The key item of identification is sawdust. Generally, large piles of sawdust will be found at the base of trees infected by the beetles. The beetles themselves are distinct. They are large, with even larger antennae. Their body length is about 3 cm (1 1/4"). The backs of their bodies are covered with black and white spots. The antennae are 5 cm (2") long and are likewise banded black and white.

If you should spot anything that resembles these descriptions, you should call the nearest office CFIA immediately. But be warned, if any tree or trees is discovered to be infested, it will be put on a removal list by the local parks department (if in a city or town), or other agency. Since there is no known control, infested trees must be removed as soon as possible so that beetles/larvae within the trees can be destroyed. As mentioned, at least one park in Chicago had to have all of its mature trees removed and chipped up.

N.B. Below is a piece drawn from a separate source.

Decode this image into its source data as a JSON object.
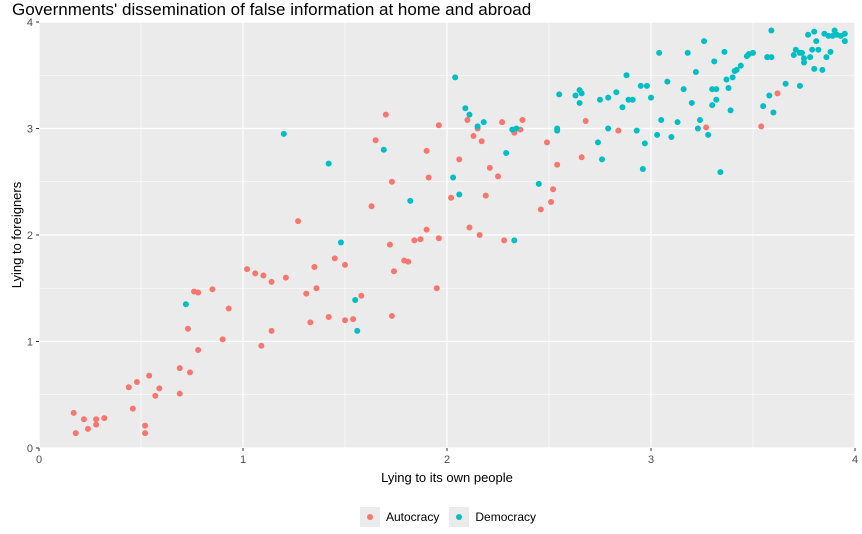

Cities and towns are not the only areas where the beetles and their damage could be found. Maple syrup bushes too are vulnerable. Since the beetle comes from a cold part of China, and we know that it has over-wintered in Chicago, there is no doubt it can over-winter here in most parts of Canada.

A final point. There are other boring insects that attack various trees and shrubs. Examples would be the lilac borer that is a serious pest on all lilacs, and locust borer which is a frequent visitor to black locusts. The telltale signs (holes in branches and sawdust trails) from these pests are similar to those of the Asian long-horned beetle, but not as dramatic. Please do inspect your trees!